Elle a travaillé avec Serge Tisseron et s'intéresse de près à l'enjeu du numérique chez le tout-petit et plus généralement à son impact au sein de la famille. »

Son intervention a été des plus passionnante bien qu'assez éloigné de l'univers de la petite enfance (qui a été plus abordé par d'autres intervenants).
Elle a posé les bases pour un changement de regard sur ces nouvelles technologies parées de toutes les vertues ou bien présentées comme responsables de tous les dangers.

Voici les quelques éléments que j'ai relevé. Cela de façon simplifié, mais qui peuvent donner des pistes pour aborder ce thème ou approfondir des recherches personnelles.

Voici également le lien vers son site pour accéder à une présentation plus complète de l'étendue de ses travaux:



et voici donc mes notes :
  • En français, un seul terme pour désigner le jeu alors qu'en anglais deux notions sont différenciées  
    gaming : le jeu, les règles.
    playing : l'activité de jouer.

  • Le jeu est la première activité de l'enfant avec la découverte de son propre corps, ce qui va participer de sa construction identitaire.

  • Pourquoi jouer ?
     - prendre conscience et accepter la réalité qu'on ne maîtrise pas toujours.
    - découverte d'un espace potentiel (dans le jeu tout est possible) - intégration de cet écart entre plaisir et réalité et pouvoir en jouer.
  • Le jeu est un miroir grossissant de la construction de la personne. L'observation en situation de jeu va donner des informations importantes pas toujours accessibles en entretien.

  • De la même façon, on peut observer l'investissement (ou non investissement) de l'avatar. Ce qui était un simple pion nous représentant sur un plateau de jeu est devenu figurine puis un avatar modulable. Les choix dans cette personnalisation vont donner des éléments importants : comment la personne se voit ? Comment veut-elle se montrer aux autres ? (est-ce que cela relève des failles?). On peut le rapprocher de ce qu'adolescents (ou adultes) donnent à voir sur profil facebook : que donne-t-on à voir comme image de soi?

  • Les jeux sont construits selon une grille classique :
    - les règles
    - les objectifs
    - éléments perturbateurs (obligent à se réajuster, ce qui constitue l’intérêt de la partie)
    - interactions, gratifications
    - histoire, univers (graphisme, univers sonore)
    - engagement, immersion par le corps.

  • Attention, souvent ce qui attire notre regard c'est le graphisme, l'univers sonore qui vont nous donner un première impression, axer notre jugement sur le jeu (violent ou inoffensif). 

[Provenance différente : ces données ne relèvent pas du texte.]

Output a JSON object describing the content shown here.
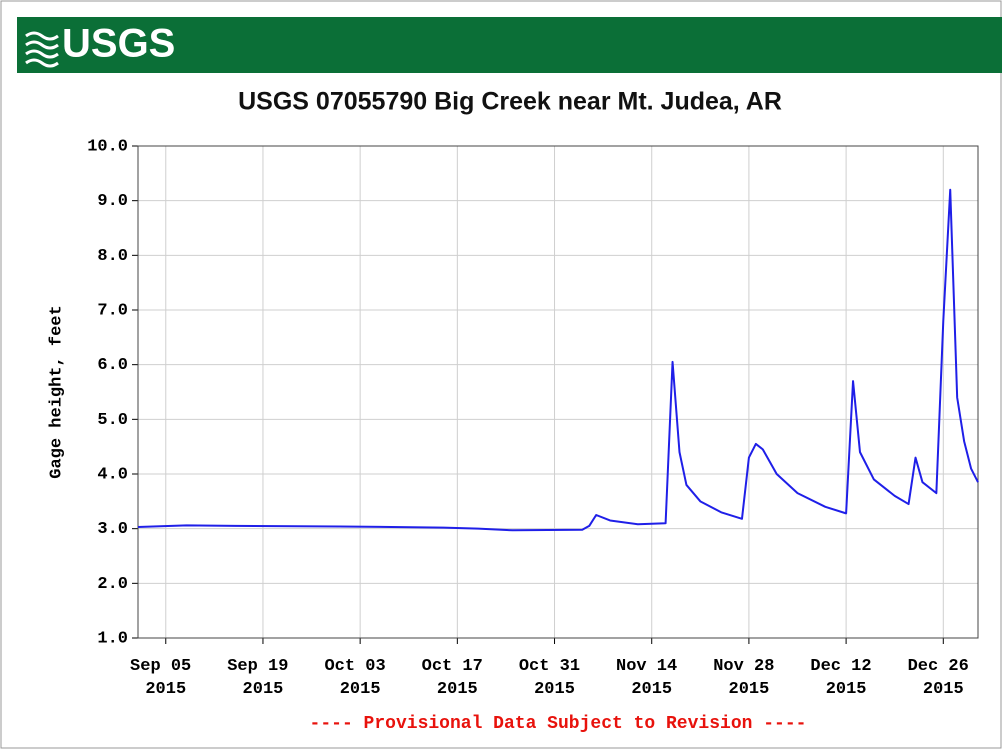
{
  "logo": "USGS",
  "chart_data": {
    "type": "line",
    "title": "USGS 07055790 Big Creek near Mt. Judea, AR",
    "y_label": "Gage height, feet",
    "note": "---- Provisional Data Subject to Revision ----",
    "color": "#1f1fe8",
    "grid": true,
    "x": [
      "2015-09-01",
      "2015-09-08",
      "2015-09-15",
      "2015-09-30",
      "2015-10-15",
      "2015-10-20",
      "2015-10-25",
      "2015-11-04",
      "2015-11-05",
      "2015-11-06",
      "2015-11-08",
      "2015-11-12",
      "2015-11-16",
      "2015-11-17",
      "2015-11-18",
      "2015-11-19",
      "2015-11-21",
      "2015-11-24",
      "2015-11-27",
      "2015-11-28",
      "2015-11-29",
      "2015-11-30",
      "2015-12-02",
      "2015-12-05",
      "2015-12-09",
      "2015-12-12",
      "2015-12-13",
      "2015-12-14",
      "2015-12-16",
      "2015-12-19",
      "2015-12-21",
      "2015-12-22",
      "2015-12-23",
      "2015-12-25",
      "2015-12-26",
      "2015-12-27",
      "2015-12-28",
      "2015-12-29",
      "2015-12-30",
      "2015-12-31"
    ],
    "values": [
      3.03,
      3.06,
      3.05,
      3.04,
      3.02,
      3.0,
      2.97,
      2.98,
      3.05,
      3.25,
      3.15,
      3.08,
      3.1,
      6.05,
      4.4,
      3.8,
      3.5,
      3.3,
      3.18,
      4.3,
      4.55,
      4.45,
      4.0,
      3.65,
      3.4,
      3.28,
      5.7,
      4.4,
      3.9,
      3.6,
      3.45,
      4.3,
      3.85,
      3.65,
      6.8,
      9.2,
      5.4,
      4.6,
      4.1,
      3.85
    ],
    "xlim": [
      "2015-09-01",
      "2015-12-31"
    ],
    "xticks": [
      {
        "value": "2015-09-05",
        "label": "Sep 05 2015"
      },
      {
        "value": "2015-09-19",
        "label": "Sep 19 2015"
      },
      {
        "value": "2015-10-03",
        "label": "Oct 03 2015"
      },
      {
        "value": "2015-10-17",
        "label": "Oct 17 2015"
      },
      {
        "value": "2015-10-31",
        "label": "Oct 31 2015"
      },
      {
        "value": "2015-11-14",
        "label": "Nov 14 2015"
      },
      {
        "value": "2015-11-28",
        "label": "Nov 28 2015"
      },
      {
        "value": "2015-12-12",
        "label": "Dec 12 2015"
      },
      {
        "value": "2015-12-26",
        "label": "Dec 26 2015"
      }
    ],
    "ylim": [
      1,
      10
    ],
    "yticks": [
      {
        "value": 1,
        "label": "1.0"
      },
      {
        "value": 2,
        "label": "2.0"
      },
      {
        "value": 3,
        "label": "3.0"
      },
      {
        "value": 4,
        "label": "4.0"
      },
      {
        "value": 5,
        "label": "5.0"
      },
      {
        "value": 6,
        "label": "6.0"
      },
      {
        "value": 7,
        "label": "7.0"
      },
      {
        "value": 8,
        "label": "8.0"
      },
      {
        "value": 9,
        "label": "9.0"
      },
      {
        "value": 10,
        "label": "10.0"
      }
    ]
  }
}
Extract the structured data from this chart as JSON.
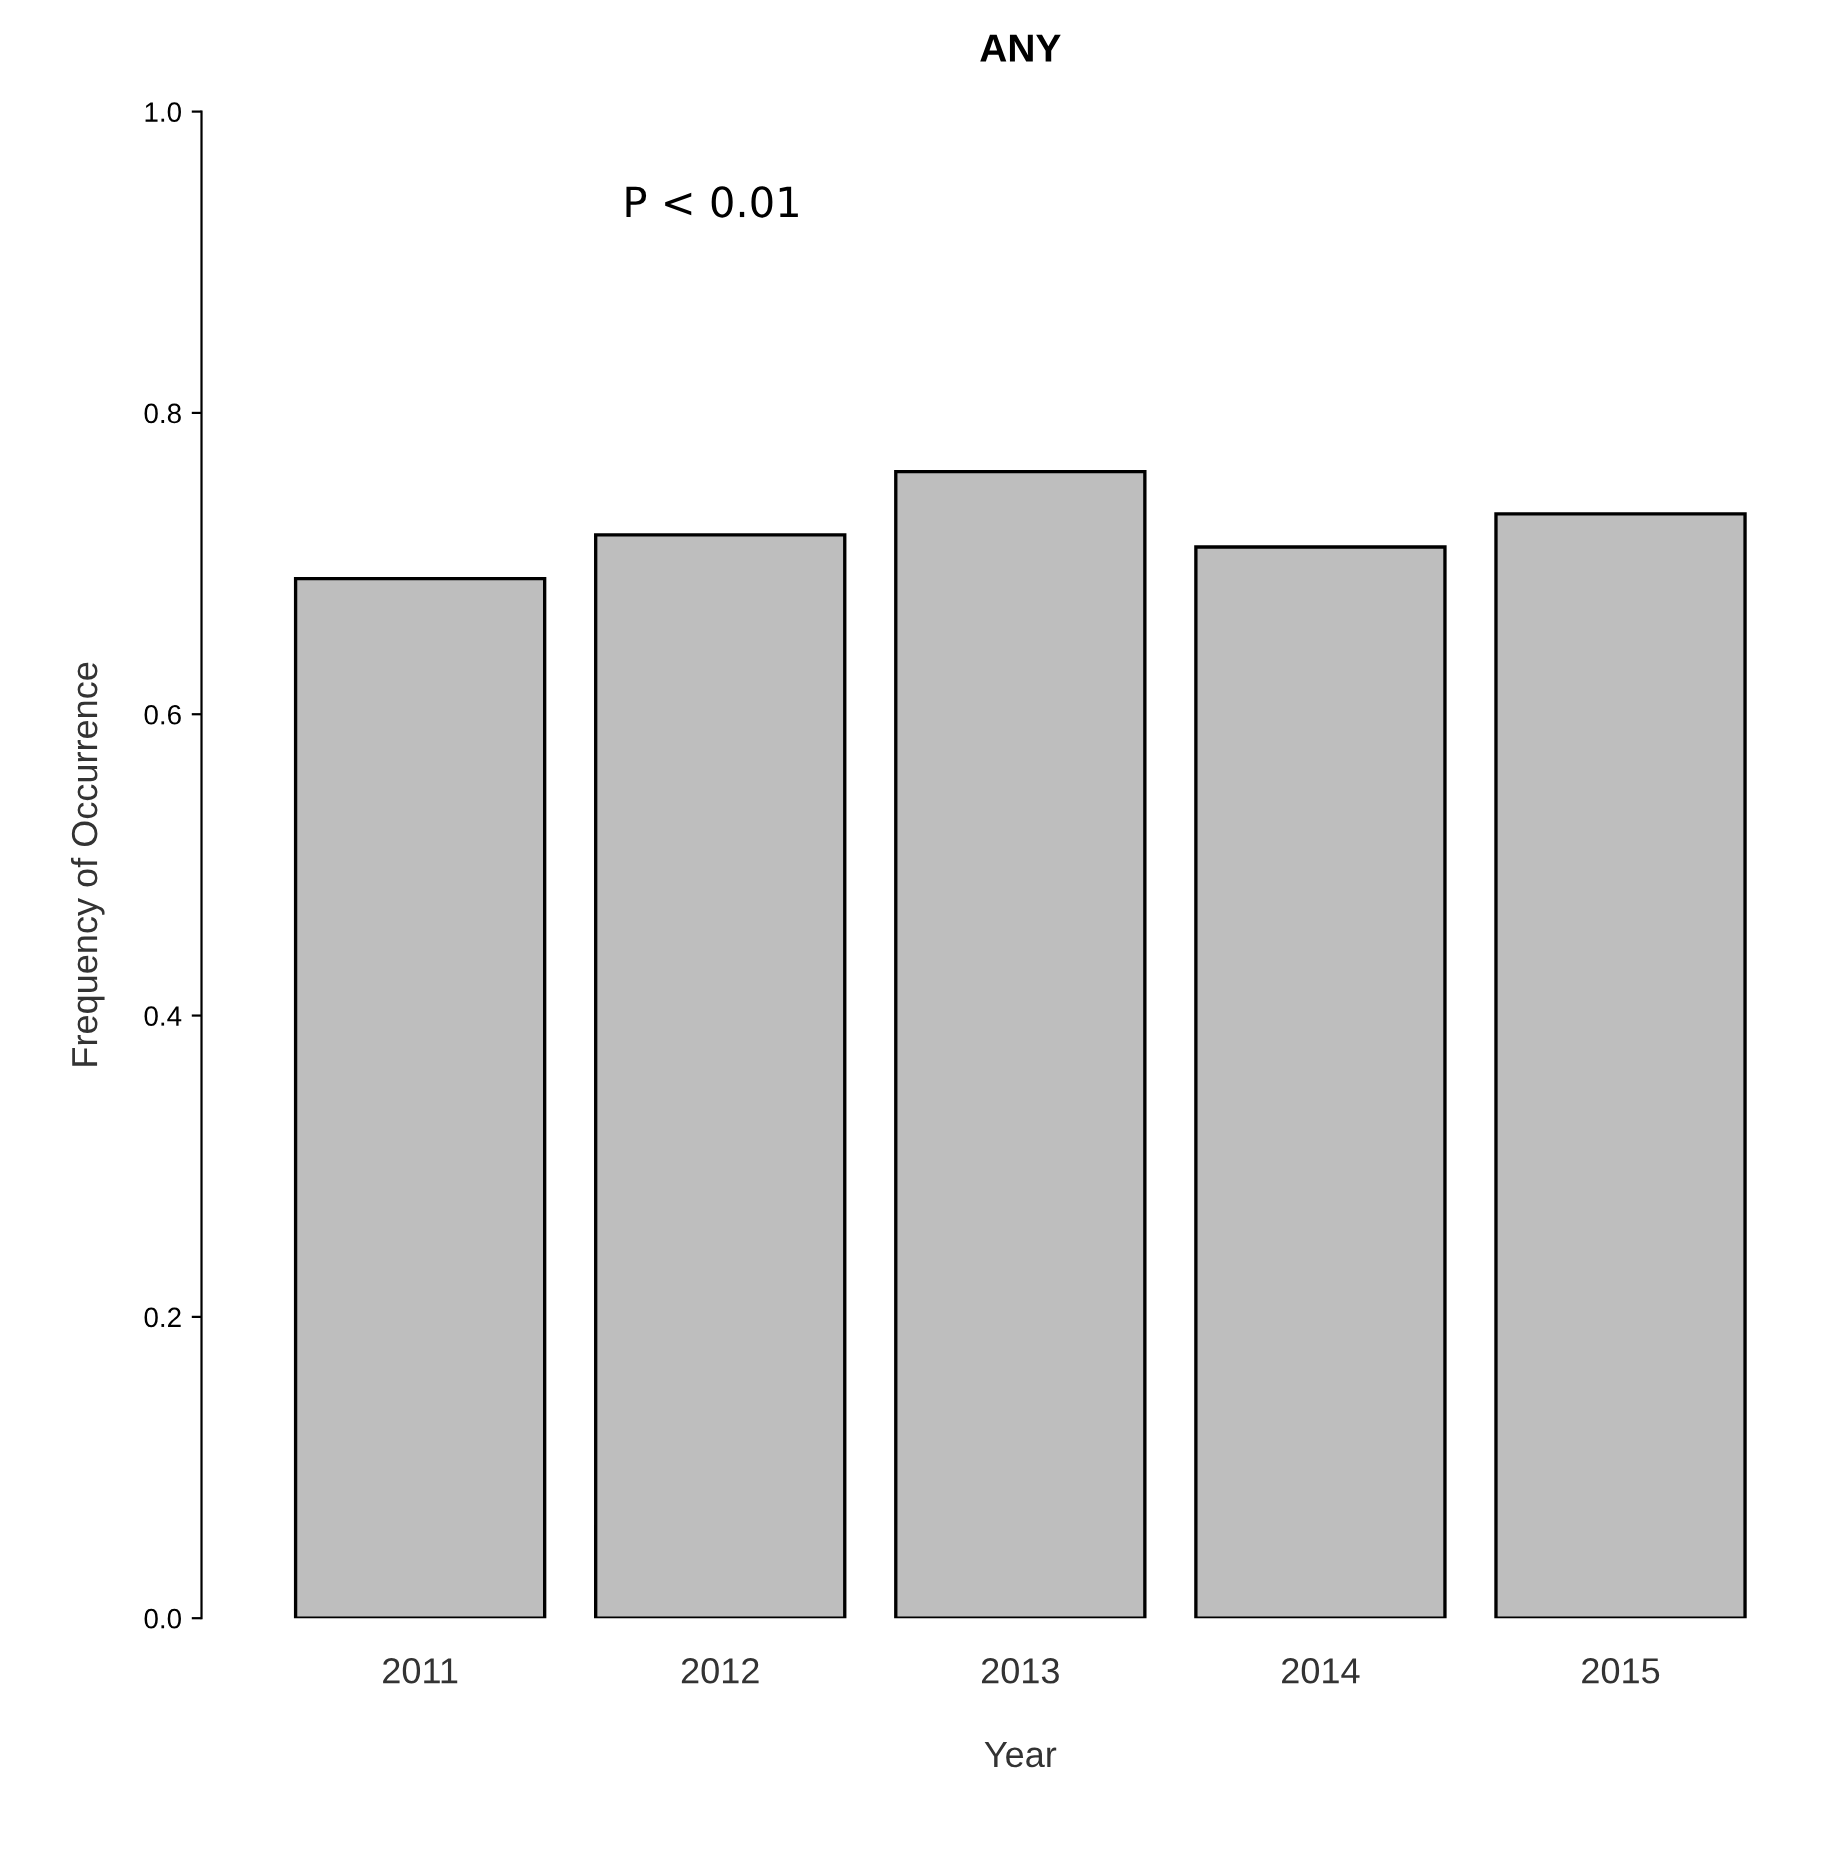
{
  "chart_data": {
    "type": "bar",
    "title": "ANY",
    "xlabel": "Year",
    "ylabel": "Frequency of Occurrence",
    "categories": [
      "2011",
      "2012",
      "2013",
      "2014",
      "2015"
    ],
    "values": [
      0.69,
      0.719,
      0.761,
      0.711,
      0.733
    ],
    "color": "#bebebe",
    "ylim": [
      0,
      1
    ],
    "yticks": [
      {
        "value": 0,
        "label": "0.0"
      },
      {
        "value": 0.2,
        "label": "0.2"
      },
      {
        "value": 0.4,
        "label": "0.4"
      },
      {
        "value": 0.6,
        "label": "0.6"
      },
      {
        "value": 0.8,
        "label": "0.8"
      },
      {
        "value": 1,
        "label": "1.0"
      }
    ],
    "grid": false,
    "annotations": [
      "P < 0.01"
    ]
  }
}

    MAIS c'est bien au contenu qu'il faut être attentif ! Quelle est la mécanique du jeu ? Quelles sont les valeurs véhiculées ? Est-ce un jeu de destruction ? De construction ?
    Exemple donné : angry bird, graphisme inoffensif et pourtant il s'agit bien de tuer des cochons !

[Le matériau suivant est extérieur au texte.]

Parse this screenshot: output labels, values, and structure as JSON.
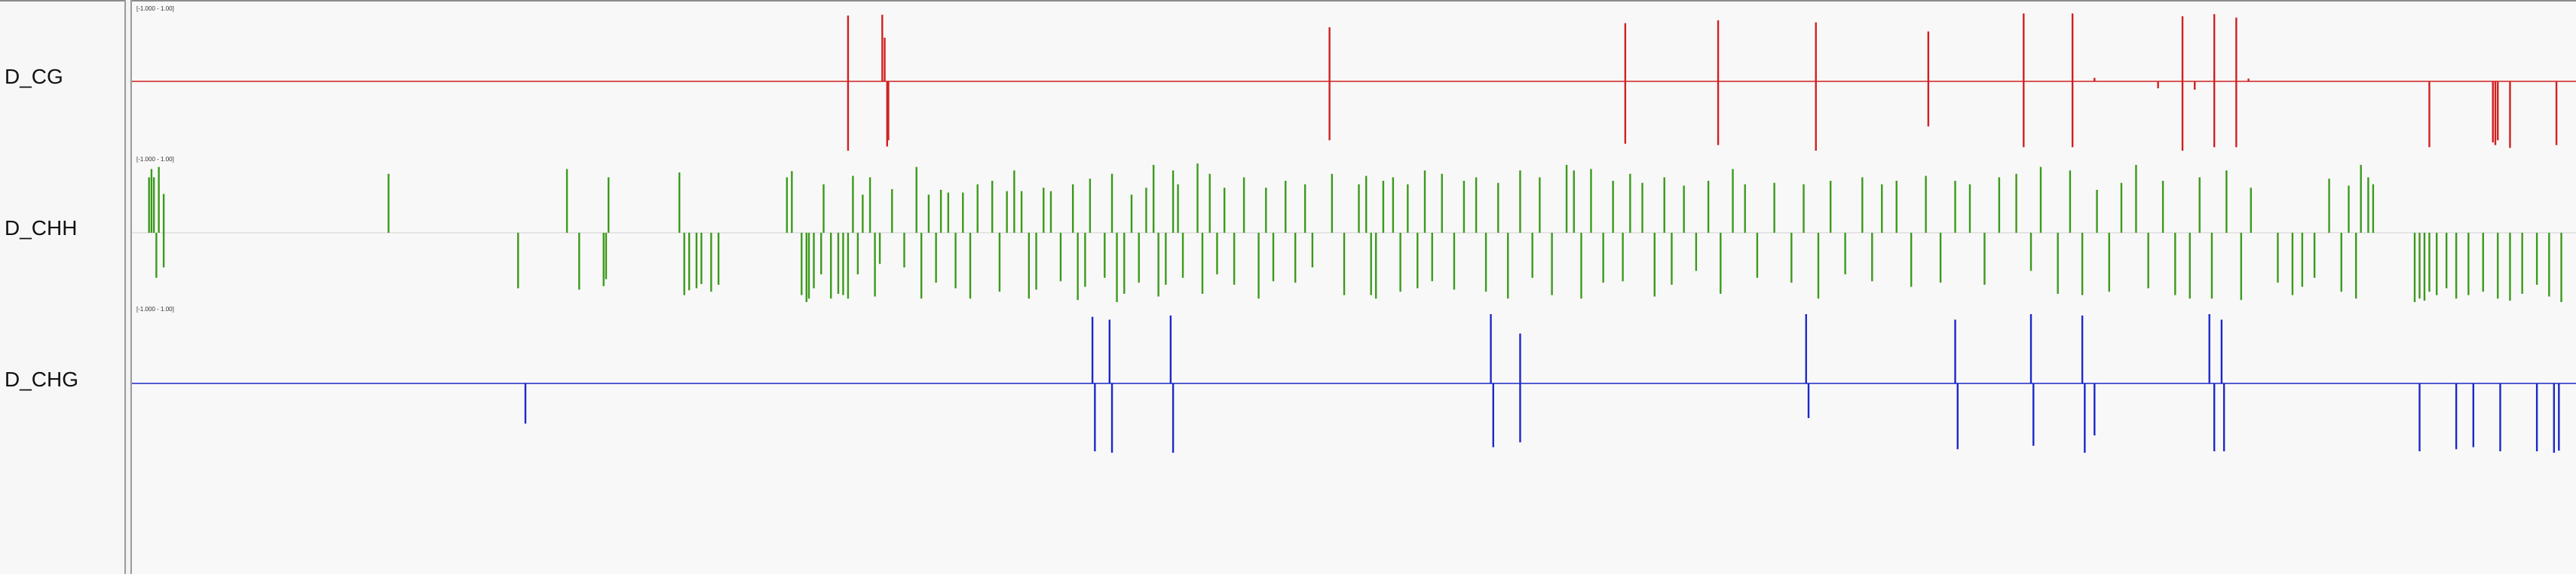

  • Théorie du FLOW, apport de la sociologie et reprise (contre toute attente) par tous les professionnels des jeux.

    Trouver l'équilibre entre une ligne « compétences » :
    trop difficile = décrochage trop facile = ennui

     Et une ligne « challenge » :  
     trop difficile = anxiété trop facile = décrochage

Un bon jeu sera celui qui trouve un équilibre avec des gratifications suffisantes par la réussite grâce à la maîtrise des compétences et qui proposera des challenges de difficultés atteignables.

  • Exemple de Minecraft, qui sollicite à la fois des connaissances et de la créativité.
  • La grande phrase du jour (pour moi!) : les jeux vidéos sont des outils comme les autres
    Ils ne présentent pas de dangerosité intrinsèque ! Mais la grande question sera que va-t-on en faire ? Un jeu pour quel usage ? Quel est le principe que l'on veut y apposer ?
    Pour avoir la paix ? Pour partager ? Pour se défouler ? Pour extérioriser une agressivité ? Pour se protéger du réel ?... etc liste aussi longue que les situations de vie. Le numérique et son utilisation viennent bien s'inscrire dans le réel, donner à voir du réel d'une façon différente. Par exemple le mode de jeu : seul, en équipe ? En compétition, en coopération ?...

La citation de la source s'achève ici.